Dice que mató a palos a la perra Tigrilla, pero fue porque tuvo «un mal día»

El fiscal pide seis meses de cárcel, la asociación Prota 18 y su defensa alega que atacó al animal para defenderse aunque estaba amarrado

Francisco José Fajardo
FRANCISCO JOSÉ FAJARDO Las Palmas de Gran Canaria

Tras varios intentos sin éxito, este lunes se celebró el juicio que sentaba en el banquillo a Adrián L.T., un vecino de Tejeda que había sido acusado de maltrato animal al haber acabado con la vida de su perra Tigrilla. El animal, que solo tenía seis meses, falleció a consecuencia de unos golpes que le propinó su dueño con un sacho y que fueron grabados por unos vecinos.

En la vista, celebrada por el Juzgado de lo Penal número 2 de Las Palmas de Gran Canaria, el Ministerio Público pidió la pena mínima para estos delitos de maltrato animal que son seis meses de cárcel y dos años y cinco meses de inhabilitación especial para el ejercicio de profesión, oficio o comercio que tenga relación con los animales y para la tenencia de animales. Por su parte, la letrada Maite Bautista, que representaba a la asociación de abogados animalistas Prota, pidió el máximo de 18 meses de prisión y la inhabilitación por tiempo de cuatro años. Por último, la defensa interesó la libre absolución de su cliente.

Vídeo. El acusado durante el juicio. / Cober

Adrián L.T. solo respondió a las preguntas del fiscal Carlos Fernández Seijo y de su defensa y reconoció que golpeó hasta dejar sin vida al animal sobre las 14.00 horas del 30 de octubre de 2019 en la azotea de la casa donde vivía con su pareja en la calle Doctor Heraclio Sánchez del municipio de Tejeda.

En un momento dado y según se pudo apreciar en el vídeo aportado como prueba principal de la causa, actuó «irritado por los ladridos» de la perra Tigrilla -según alegó la Fiscalía en su escrito-, se dirigió hacia ella a pesar de que se encontraba amarrada y, valiéndose de un sacho para labranza, la golpeó fuertemente en la cabeza causándole la muerte.

Estos hechos los justificó declarando que había tenido «un mal día», que estaba atravesando por aquel entonces problemas de trabajo y familiares y que, además, la perra se le había tirado a morderle anteriormente, aunque admitió que en ningún caso debió haber reaccionado de esa forma tan violenta.

Esta versión la confrontó la acusación particular esgrimiendo que el animal se encontraba totalmente indefenso al estar amarrado en el momento de los golpes mortales y que, en cualquier caso, el acusado no acreditó haber sido mordido por el can ya que no presentaba lesiones compatibles con el ataque de un perro cuando fue requerido por la Guardia Civil.

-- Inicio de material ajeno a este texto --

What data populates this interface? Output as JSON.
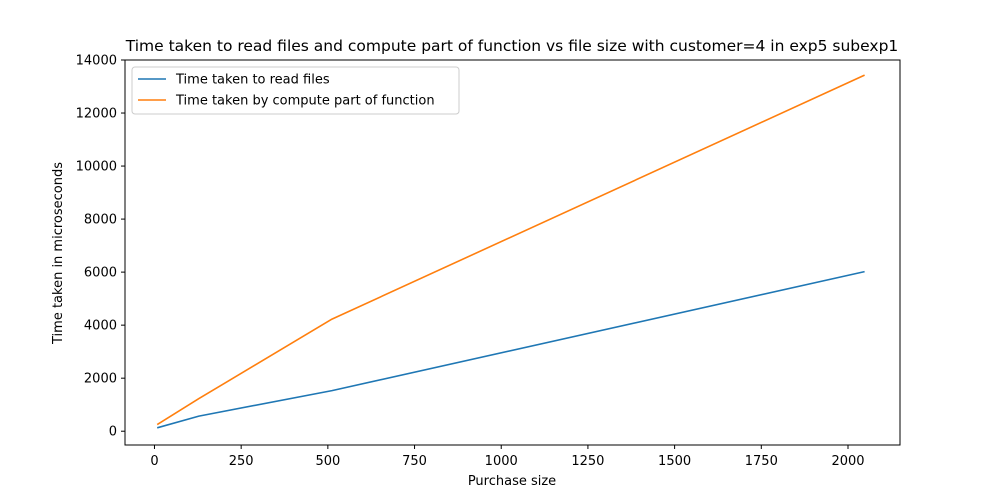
{
  "chart_data": {
    "type": "line",
    "title": "Time taken to read files and compute part of function vs file size with customer=4 in exp5 subexp1",
    "xlabel": "Purchase size",
    "ylabel": "Time taken in microseconds",
    "xlim": [
      -85,
      2150
    ],
    "ylim": [
      -520,
      14000
    ],
    "xticks": [
      0,
      250,
      500,
      750,
      1000,
      1250,
      1500,
      1750,
      2000
    ],
    "yticks": [
      0,
      2000,
      4000,
      6000,
      8000,
      10000,
      12000,
      14000
    ],
    "grid": false,
    "legend_position": "upper-left",
    "x": [
      8,
      128,
      512,
      2048
    ],
    "series": [
      {
        "name": "Time taken to read files",
        "color": "#1f77b4",
        "values": [
          130,
          570,
          1530,
          6020
        ]
      },
      {
        "name": "Time taken by compute part of function",
        "color": "#ff7f0e",
        "values": [
          250,
          1230,
          4230,
          13430
        ]
      }
    ]
  }
}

El acusado alegó que había tenido «un mal día» y que estaba atravesando por aquel entonces problemas de trabajo y familiares

Por último, Adrián L.T. añadió que él era una «persona buena», que rescataba perros y nunca había maltratado a un animal, alegando que él también lo había pasado mal con la muerte de Tigrilla porque «la quería mucho».

En el trámite de cuestiones previas, la defensa interesó la nulidad de la grabación de vídeo que realizaron unos vecinos en el que se ven los golpes que el acusado propinó a Tigrilla, al entender que habían sido tomadas vulnerando la intimidad de la familia y dentro de un domicilio inviolable. A este respecto, las acusaciones se posicionaron en contra, alegando que la jurisprudencia era clara en este aspecto, por lo que entendían qu e la prueba era válida ya que se realizó en un exterior y con el ánimo de acreditar la perpetración de un delito.

Este juicio quedó visto para sentencia.